Daima el uzatan, etrafını kolaçan eden ağabeyin, kendini kolaçan etme hakkı yok mudur? Kendine bakma, kendini şımartma, kendi iç derinliğini keşfetme, kendi benliğini tamir etme, kendi açmazlarından çıkış yollarını arama, kendi acziyetini görme hakkı yok mudur? Ona kim el uzatacak, onun yaralarını kim saracak? Onu yaralı-bereli hayatın karmaşık hallerine salmaya vicdan onay verecek mi? Onun kederlerine kim ortak olacak, altında ezildiği yüklere kim omuz verecek? Şımarıkça ağabeylerin etrafında gezinen, adeta onların gücünden nemalanan delikanlının, ağabeyin ahvalini düşünme, fehmetme ve ona göre davranma ödevi olmayacak mı? Genç hep nazlanacak, şımaracak, haşarılık yapacak, ağabey ise düşen taşları yerine koyacak, bir daha yolları temizleyecek, bir daha işleri ayarlayacak ve hep böyle yapa yapa ömrünü heba edecek! Bu olsa olsa bir büyük vicdansızlık, bir büyük aymazlıktır! Buna ne can ne ağabey dayanır.

Sahi, kimdir ağabey, nasıl bir kişidir? O belli-belirsiz yahut açık-seçik ağabey imgesi, ne de zengin, yoruma açık bir imgedir. Cevval ama yorgun, âşık ama kırgın, dava eri ama yaralı, çok zengin ama yalnız, bürokrat ama yoğun mu yoğun. Ya da tam tersi. Ama hepsinden öte ve önce bir insan; yalınkat insandır ağabey.

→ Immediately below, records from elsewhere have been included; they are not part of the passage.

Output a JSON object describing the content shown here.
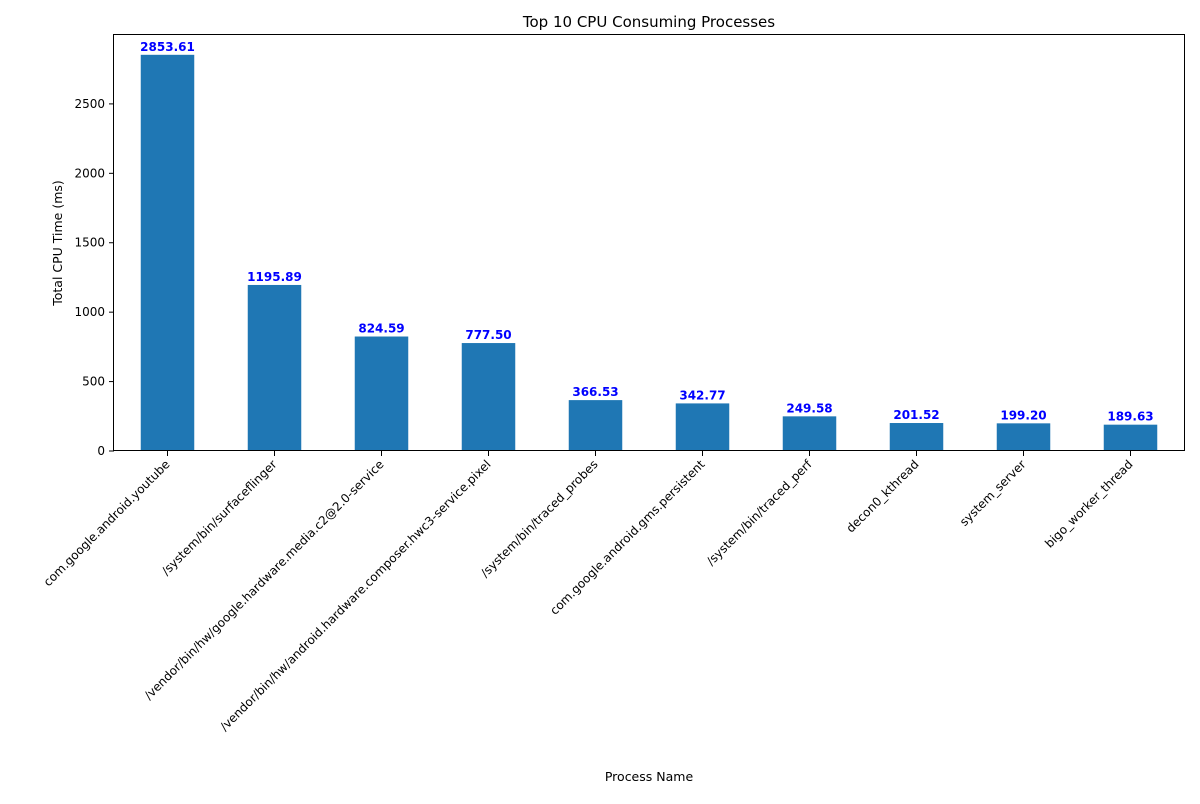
{
  "chart_data": {
    "type": "bar",
    "title": "Top 10 CPU Consuming Processes",
    "xlabel": "Process Name",
    "ylabel": "Total CPU Time (ms)",
    "categories": [
      "com.google.android.youtube",
      "/system/bin/surfaceflinger",
      "/vendor/bin/hw/google.hardware.media.c2@2.0-service",
      "/vendor/bin/hw/android.hardware.composer.hwc3-service.pixel",
      "/system/bin/traced_probes",
      "com.google.android.gms.persistent",
      "/system/bin/traced_perf",
      "decon0_kthread",
      "system_server",
      "bigo_worker_thread"
    ],
    "values": [
      2853.61,
      1195.89,
      824.59,
      777.5,
      366.53,
      342.77,
      249.58,
      201.52,
      199.2,
      189.63
    ],
    "data_labels": [
      "2853.61",
      "1195.89",
      "824.59",
      "777.50",
      "366.53",
      "342.77",
      "249.58",
      "201.52",
      "199.20",
      "189.63"
    ],
    "yticks": [
      0,
      500,
      1000,
      1500,
      2000,
      2500
    ],
    "ylim": [
      0,
      2996.29
    ],
    "grid": false,
    "legend": "none",
    "colors": {
      "bar": "#1f77b4",
      "data_label": "#0000ff",
      "axis": "#000000"
    }
  }
}
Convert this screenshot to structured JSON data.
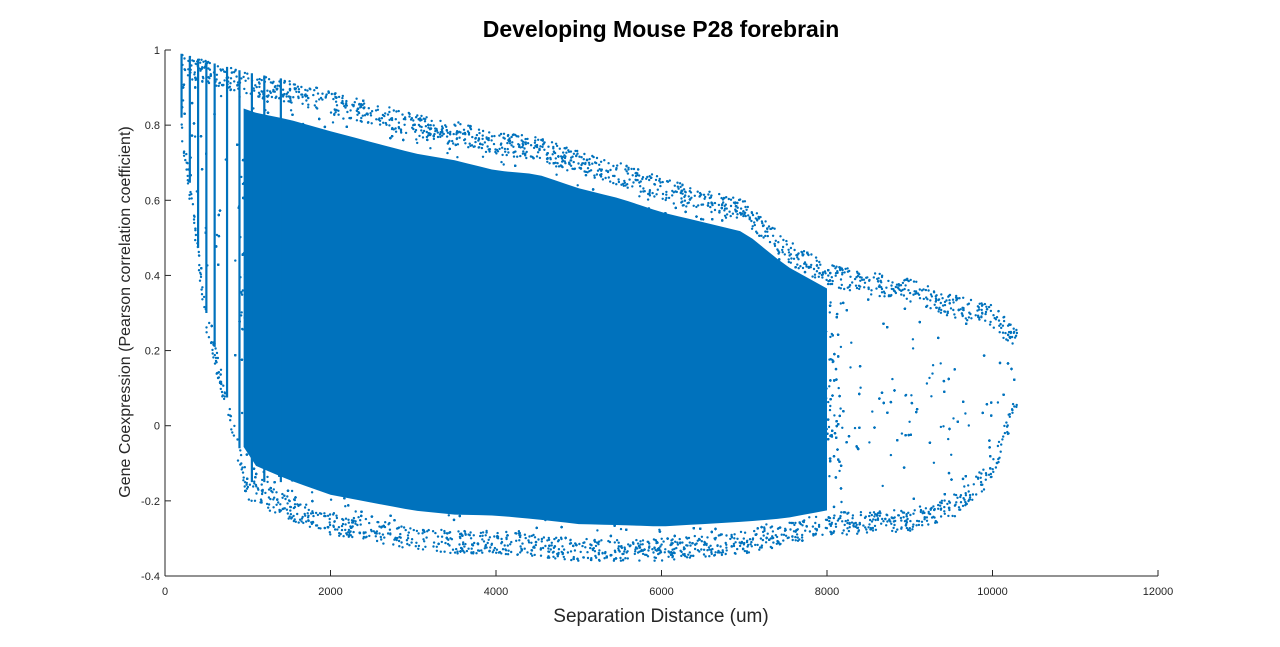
{
  "chart_data": {
    "type": "scatter",
    "title": "Developing Mouse P28 forebrain",
    "xlabel": "Separation Distance (um)",
    "ylabel": "Gene Coexpression (Pearson correlation coefficient)",
    "xlim": [
      0,
      12000
    ],
    "ylim": [
      -0.4,
      1
    ],
    "x_ticks": [
      0,
      2000,
      4000,
      6000,
      8000,
      10000,
      12000
    ],
    "x_tick_labels": [
      "0",
      "2000",
      "4000",
      "6000",
      "8000",
      "10000",
      "12000"
    ],
    "y_ticks": [
      -0.4,
      -0.2,
      0,
      0.2,
      0.4,
      0.6,
      0.8,
      1
    ],
    "y_tick_labels": [
      "-0.4",
      "-0.2",
      "0",
      "0.2",
      "0.4",
      "0.6",
      "0.8",
      "1"
    ],
    "grid": false,
    "legend": "none",
    "marker_color": "#0072BD",
    "series": [
      {
        "marker": "dot",
        "approx_points": 60000,
        "envelope": {
          "x": [
            200,
            500,
            1000,
            1500,
            2000,
            2500,
            3000,
            3500,
            4000,
            4500,
            5000,
            5500,
            6000,
            6500,
            7000,
            7500,
            8000,
            8500,
            9000,
            9500,
            10000,
            10300
          ],
          "y_upper": [
            0.99,
            0.97,
            0.94,
            0.92,
            0.89,
            0.86,
            0.83,
            0.81,
            0.78,
            0.77,
            0.73,
            0.7,
            0.66,
            0.63,
            0.6,
            0.5,
            0.43,
            0.41,
            0.39,
            0.35,
            0.32,
            0.26
          ],
          "y_lower": [
            0.77,
            0.25,
            -0.2,
            -0.25,
            -0.29,
            -0.31,
            -0.33,
            -0.34,
            -0.34,
            -0.35,
            -0.36,
            -0.36,
            -0.36,
            -0.35,
            -0.34,
            -0.32,
            -0.29,
            -0.29,
            -0.28,
            -0.25,
            -0.15,
            0.05
          ]
        }
      }
    ]
  }
}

Gençliğinde hep ağabeyler arayan, bulan, onlarla zaman geçiren kişi, ömrü varsa kendisi de ağabey oluveriyor bir zaman sonra. Ev-bark sahibi oluyor, çoluk çocuğa karışıyor, işlere bulaşıyor, hayata dalıyor, muhabbetini sürdürüyor, cebi para görüyor, açlık ve tokluktan geçiyor. Bütün bunlara saçlarındaki aklar şahit oluyor. Bu kez kendisine ağabey deniliyor, kendisinden bekleniliyor, kendisine danışılıyor. Ağabeyliğin ne kadar zor bir makam olduğunu işte o zaman anlıyor. Kendi delikanlılığında kendi ağabeylerinin sırtına yüklediği heybelerin taşınmasının ne kadar güç olduğunu. Ağabeylerden ne kadar çok şey beklediğini. Onlara nasıl kıydığını, onlara nasıl acımasızca yüklendiğini… Anlıyor ve utanıyor. Bütün ağabeylerinden için için özür diliyor, af diliyor. Onlara verdiği zahmetten ötürü yüzü kızarıyor. Anlıyor ve biraz daha içine gömülüyor.